Intel provides view into cloud shift

Yesterday’s fascinating article in Wired says that Google is now Intel’s fifth largest client for server chips. In 2008, this Intel division had 75% of its sales to IBM, Dell and HP. Five years later, the same 75% is spread across eight buyers, the fifth being Google.

This provides a view of the shift away from owner-operator enterprise IT and towards buying compute as a service through Amazon or other IaaS providers.

It’s fair to assume that Amazon and Facebook are in that top eight either directly or by proxy with their manufacturer (Quanta is one such). The article also mentions Facebook’s open compute project, a strategy to reduce the acquisition and ownership costs of the hardware, as they cool more effectively, too.

IDC and fellow analysts don’t have solid data on how much of the total addressable server market is taken by this new breed of buyer. Wired cleverly called it the “server world’s Bermuda triangle” because of analyst’s poor visibility of spending in that zone.

The economic factors which favour IaaS providers AWS and Google Compute Engine:

  • They have equal or better buying power to IBM, Dell and HP
  • They spend less on energy. AWS and Google are run in data centres with energy efficiency (“PUE”) of about 1.2; about 50% lower than most enterprise data centres which are around 2 to 2.4. Facebook’s Oregon DC runs at 1.11. In Australia, the NSW Whole of Government new data centre is likely to have PUE of 1.29
  • Their scale plus automation systems drive down operational costs to a greater degree than an enterprise IT buyer can easily achieve.

At this scale, with the prior stalwarts of server sales losing ground to providers who don’t resell the chips but instead sell a service, the inexorable domination of cloud computing is obvious.

Facebook’s Oregon datacentre, a server aisle:
Facebook’s Oregon datacentre In 2008 Nicholas Carr gave his now-famous analogy in the Big Switch, that IT is leaving the company data centres, and shifting to cloud computing, mirroring the shift that electricity generation had from local steam-generation to the newly invented power grid.

Part of the reason enterprises are moving slowly to cloud is their (necessary) dependence on existing stable applications. That’s fair enough. All of my clients have systems which have been designed within the concept of traditional enterprise IT.

The next advance toward cloud comes from changes to the buying and architectural decisions of the IT organisation. It is to think of compute as a service, and to move to a service oriented architecture. For example, to design apps with the assumption of hardware will fail underneath it, as opposed to the current state where the apps can trust the hardware to be available > 99.9x% of the time.
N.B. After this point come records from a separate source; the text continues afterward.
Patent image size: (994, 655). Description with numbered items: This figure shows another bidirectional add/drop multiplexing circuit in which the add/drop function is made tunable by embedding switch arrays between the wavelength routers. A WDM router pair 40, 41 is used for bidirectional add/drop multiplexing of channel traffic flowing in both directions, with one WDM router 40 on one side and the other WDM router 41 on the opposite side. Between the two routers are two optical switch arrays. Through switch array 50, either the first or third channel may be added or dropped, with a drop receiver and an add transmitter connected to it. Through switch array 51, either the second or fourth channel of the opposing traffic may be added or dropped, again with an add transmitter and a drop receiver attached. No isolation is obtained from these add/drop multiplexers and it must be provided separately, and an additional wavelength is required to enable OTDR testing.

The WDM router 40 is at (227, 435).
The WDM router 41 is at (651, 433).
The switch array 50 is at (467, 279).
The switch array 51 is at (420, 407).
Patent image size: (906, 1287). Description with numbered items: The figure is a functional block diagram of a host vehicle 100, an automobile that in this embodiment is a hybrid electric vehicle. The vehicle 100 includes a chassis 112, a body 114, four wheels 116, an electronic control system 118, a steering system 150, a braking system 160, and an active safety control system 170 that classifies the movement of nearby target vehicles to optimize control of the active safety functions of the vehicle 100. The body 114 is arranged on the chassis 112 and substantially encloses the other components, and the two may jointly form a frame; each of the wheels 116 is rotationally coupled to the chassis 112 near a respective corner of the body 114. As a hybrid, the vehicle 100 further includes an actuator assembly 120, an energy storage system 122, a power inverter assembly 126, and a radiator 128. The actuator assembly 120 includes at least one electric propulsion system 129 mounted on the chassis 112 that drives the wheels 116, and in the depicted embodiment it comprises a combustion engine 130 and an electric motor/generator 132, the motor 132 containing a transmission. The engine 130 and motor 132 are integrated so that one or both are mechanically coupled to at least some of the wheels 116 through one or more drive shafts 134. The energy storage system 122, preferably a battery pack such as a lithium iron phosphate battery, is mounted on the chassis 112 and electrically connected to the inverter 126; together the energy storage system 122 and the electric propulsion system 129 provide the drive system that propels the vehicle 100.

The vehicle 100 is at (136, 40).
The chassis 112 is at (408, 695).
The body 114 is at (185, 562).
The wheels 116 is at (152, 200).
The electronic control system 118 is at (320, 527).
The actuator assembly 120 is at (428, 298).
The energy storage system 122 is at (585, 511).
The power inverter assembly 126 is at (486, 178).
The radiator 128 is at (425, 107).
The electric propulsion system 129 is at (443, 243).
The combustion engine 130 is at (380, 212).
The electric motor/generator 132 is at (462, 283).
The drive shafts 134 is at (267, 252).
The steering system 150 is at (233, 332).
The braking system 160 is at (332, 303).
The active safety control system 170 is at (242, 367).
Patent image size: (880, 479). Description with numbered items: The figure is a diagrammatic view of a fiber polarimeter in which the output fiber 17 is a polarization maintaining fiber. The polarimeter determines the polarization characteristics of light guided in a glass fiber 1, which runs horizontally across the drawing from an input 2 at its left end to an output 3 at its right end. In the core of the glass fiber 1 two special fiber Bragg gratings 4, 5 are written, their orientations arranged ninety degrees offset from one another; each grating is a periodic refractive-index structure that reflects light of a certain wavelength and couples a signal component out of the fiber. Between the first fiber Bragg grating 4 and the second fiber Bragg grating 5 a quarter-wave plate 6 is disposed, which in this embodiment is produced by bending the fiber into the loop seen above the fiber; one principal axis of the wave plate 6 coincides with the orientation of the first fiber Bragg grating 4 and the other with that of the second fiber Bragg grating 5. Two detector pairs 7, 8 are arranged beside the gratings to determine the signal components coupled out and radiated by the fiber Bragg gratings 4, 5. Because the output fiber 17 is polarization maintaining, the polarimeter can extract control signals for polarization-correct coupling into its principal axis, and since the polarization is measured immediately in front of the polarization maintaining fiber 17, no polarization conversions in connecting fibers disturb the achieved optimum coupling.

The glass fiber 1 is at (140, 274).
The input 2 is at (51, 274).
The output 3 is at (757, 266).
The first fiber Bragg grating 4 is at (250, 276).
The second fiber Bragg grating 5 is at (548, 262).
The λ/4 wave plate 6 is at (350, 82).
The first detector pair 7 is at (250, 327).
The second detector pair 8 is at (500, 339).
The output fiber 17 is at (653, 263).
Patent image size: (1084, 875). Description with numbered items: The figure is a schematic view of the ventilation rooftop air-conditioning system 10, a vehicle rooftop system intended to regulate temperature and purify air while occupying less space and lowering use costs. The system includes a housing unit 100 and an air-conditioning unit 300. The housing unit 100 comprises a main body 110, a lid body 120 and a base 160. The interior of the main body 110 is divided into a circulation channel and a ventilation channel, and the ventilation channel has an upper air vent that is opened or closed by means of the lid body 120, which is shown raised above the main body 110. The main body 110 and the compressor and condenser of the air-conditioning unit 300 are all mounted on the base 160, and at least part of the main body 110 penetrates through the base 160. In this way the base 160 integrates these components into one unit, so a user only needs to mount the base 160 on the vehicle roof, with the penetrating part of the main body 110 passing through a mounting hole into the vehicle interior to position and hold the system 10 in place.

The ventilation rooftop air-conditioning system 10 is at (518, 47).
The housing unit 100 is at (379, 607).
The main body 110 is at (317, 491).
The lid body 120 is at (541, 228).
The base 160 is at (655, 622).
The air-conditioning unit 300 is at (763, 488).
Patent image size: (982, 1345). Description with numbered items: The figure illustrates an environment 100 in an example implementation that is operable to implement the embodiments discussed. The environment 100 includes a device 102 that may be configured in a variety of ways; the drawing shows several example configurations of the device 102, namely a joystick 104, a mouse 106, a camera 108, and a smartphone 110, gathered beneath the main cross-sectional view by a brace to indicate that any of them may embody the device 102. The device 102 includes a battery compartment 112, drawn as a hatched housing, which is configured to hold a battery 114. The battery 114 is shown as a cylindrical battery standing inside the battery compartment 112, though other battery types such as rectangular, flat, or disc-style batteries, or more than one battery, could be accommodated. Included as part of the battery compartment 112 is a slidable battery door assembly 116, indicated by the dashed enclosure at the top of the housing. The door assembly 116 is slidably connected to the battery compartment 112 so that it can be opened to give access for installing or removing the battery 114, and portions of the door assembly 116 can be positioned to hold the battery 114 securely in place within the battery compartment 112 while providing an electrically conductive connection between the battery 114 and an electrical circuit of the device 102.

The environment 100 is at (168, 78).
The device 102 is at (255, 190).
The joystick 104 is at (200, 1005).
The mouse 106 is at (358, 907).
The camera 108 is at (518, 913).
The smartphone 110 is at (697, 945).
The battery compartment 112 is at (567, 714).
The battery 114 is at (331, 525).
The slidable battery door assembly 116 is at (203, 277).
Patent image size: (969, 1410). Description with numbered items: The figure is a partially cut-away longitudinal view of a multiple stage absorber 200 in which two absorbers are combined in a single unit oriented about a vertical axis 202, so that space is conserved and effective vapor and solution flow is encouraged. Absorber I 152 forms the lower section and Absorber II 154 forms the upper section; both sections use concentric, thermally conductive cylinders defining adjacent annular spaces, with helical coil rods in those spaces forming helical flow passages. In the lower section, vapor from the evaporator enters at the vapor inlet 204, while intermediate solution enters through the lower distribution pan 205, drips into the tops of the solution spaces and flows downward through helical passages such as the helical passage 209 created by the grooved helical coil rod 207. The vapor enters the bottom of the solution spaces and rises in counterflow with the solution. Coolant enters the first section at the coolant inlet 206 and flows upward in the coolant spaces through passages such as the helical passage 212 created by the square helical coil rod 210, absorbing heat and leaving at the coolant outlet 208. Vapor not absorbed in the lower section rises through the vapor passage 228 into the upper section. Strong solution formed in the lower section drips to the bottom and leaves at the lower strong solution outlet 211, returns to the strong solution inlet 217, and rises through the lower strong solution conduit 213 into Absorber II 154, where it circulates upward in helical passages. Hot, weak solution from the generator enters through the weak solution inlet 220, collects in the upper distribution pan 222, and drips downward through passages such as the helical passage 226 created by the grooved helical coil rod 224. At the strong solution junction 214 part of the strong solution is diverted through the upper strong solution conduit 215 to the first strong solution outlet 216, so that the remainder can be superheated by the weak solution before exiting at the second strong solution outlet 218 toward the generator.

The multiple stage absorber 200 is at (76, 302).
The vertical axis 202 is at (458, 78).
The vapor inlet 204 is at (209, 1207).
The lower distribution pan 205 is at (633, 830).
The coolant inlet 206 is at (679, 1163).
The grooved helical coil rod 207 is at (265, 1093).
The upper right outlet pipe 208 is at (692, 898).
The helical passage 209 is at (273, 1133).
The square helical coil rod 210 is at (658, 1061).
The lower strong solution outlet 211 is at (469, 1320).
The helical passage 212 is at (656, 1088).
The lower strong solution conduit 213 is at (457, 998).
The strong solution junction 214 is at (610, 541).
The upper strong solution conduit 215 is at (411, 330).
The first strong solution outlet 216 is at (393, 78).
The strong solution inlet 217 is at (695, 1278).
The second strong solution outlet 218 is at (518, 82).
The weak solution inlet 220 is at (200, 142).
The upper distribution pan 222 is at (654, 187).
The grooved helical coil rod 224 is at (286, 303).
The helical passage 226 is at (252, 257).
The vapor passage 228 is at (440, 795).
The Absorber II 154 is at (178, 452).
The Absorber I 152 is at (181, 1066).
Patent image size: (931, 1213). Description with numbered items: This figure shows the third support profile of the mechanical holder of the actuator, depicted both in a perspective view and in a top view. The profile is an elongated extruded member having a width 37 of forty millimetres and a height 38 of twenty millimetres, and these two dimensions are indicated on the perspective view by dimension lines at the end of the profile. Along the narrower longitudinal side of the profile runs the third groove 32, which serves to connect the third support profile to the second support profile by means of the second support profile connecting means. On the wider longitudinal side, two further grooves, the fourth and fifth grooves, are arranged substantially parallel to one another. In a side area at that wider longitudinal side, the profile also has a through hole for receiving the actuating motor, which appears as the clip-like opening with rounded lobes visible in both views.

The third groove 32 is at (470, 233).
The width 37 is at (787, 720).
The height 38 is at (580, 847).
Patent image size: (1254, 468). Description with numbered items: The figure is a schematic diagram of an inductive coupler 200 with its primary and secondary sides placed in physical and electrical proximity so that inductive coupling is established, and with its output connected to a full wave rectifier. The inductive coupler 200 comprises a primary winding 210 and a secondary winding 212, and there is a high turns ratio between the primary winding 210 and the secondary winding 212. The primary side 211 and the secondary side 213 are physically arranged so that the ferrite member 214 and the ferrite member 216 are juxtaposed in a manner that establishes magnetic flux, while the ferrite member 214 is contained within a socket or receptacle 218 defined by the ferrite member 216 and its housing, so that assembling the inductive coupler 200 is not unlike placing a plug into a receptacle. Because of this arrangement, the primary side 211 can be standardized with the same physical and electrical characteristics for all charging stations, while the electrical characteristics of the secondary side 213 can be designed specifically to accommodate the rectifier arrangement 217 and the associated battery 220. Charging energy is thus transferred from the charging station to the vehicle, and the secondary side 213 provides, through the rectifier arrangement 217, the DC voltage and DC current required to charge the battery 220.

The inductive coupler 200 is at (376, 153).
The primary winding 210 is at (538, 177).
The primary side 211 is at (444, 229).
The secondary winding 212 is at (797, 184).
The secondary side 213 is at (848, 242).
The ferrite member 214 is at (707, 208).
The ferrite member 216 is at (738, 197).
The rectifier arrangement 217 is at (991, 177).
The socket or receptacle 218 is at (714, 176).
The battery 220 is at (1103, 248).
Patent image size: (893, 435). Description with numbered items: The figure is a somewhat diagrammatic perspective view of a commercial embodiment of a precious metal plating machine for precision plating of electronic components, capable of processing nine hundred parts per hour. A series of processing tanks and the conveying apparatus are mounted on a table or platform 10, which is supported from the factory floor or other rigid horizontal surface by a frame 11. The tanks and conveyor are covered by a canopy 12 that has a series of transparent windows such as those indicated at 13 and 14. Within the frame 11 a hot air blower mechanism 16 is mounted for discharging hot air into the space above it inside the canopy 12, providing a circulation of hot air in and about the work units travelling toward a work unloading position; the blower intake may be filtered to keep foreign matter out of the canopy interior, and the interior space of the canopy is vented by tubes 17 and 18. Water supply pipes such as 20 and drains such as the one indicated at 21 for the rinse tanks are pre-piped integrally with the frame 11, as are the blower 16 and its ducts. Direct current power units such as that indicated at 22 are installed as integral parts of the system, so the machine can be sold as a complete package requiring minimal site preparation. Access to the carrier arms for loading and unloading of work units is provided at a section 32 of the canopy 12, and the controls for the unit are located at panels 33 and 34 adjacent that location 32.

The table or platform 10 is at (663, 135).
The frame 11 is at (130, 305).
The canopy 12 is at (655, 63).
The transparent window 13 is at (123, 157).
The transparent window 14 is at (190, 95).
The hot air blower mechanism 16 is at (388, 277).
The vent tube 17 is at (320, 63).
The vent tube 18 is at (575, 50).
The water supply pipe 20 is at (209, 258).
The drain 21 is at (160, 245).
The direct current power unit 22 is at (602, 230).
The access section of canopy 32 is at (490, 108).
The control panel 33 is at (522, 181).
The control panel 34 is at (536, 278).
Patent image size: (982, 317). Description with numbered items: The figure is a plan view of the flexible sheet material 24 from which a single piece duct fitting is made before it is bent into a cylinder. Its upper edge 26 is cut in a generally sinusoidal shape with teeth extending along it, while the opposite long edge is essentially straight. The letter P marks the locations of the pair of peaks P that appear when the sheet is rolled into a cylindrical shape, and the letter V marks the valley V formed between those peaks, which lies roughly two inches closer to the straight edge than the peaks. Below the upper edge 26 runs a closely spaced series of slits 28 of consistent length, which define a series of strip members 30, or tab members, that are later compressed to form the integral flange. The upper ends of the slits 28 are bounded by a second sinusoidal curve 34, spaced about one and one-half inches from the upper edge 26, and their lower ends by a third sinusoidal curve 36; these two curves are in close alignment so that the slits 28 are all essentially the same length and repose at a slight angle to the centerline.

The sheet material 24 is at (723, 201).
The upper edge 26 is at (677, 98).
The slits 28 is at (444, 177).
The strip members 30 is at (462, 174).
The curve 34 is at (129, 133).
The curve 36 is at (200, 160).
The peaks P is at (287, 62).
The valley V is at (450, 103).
Netflix put this eloquently in a zdnet article. In explaining the philosophical design shift, their cloud architect said:

The typical environment you have for developers is this image that they can write code that works on a perfect machine that will always work, and operations will figure out how to create this perfect machine for them. That’s the traditional dev-ops, developer versus operations contract.

Instead he says the way Netflix now do it is different. This is the point I’m making. Netflix:

We don’t keep track of dependencies. We let every individual developer keep track of what they have to do. It’s your own responsibility to understand what the dependencies are in terms of consuming and providing [services].

We’ve built a decoupled system where every service is capable of withstanding the failure of every service it depends on.

Everyone is sitting in the middle of a bunch of supplier and consumer relationships and every team is responsible for knowing what those relationships are and managing them. It’s completely devolved — we don’t have any centralised control. We can’t provide an architecture diagram, it has too many boxes and arrows. There are literally hundreds of services running.

A longer treatise on service oriented design is in Steve Yegge’s accidentally published rant about how well Amazon get it (and how Google don’t, but that’s now to be tested in Google Compute Engine). They started the transformation to a service-oriented architecture at Amazon in about 2002.

It was about 25 years ago that I started programming, and about 15 years ago I stopped. I never had to develop in this paradigm (but I keep wanting to try). I haven’t led an IT organisation through this scale of change. So I’m not naively saying this change is easy. Steve’s post gives some story to the huge difficulty of it.

I don’t think it’d be easy to change a large organisation’s IT from a traditional mindset to one that fully exploits cloud computing, but damn the rewards and journey would be awesome.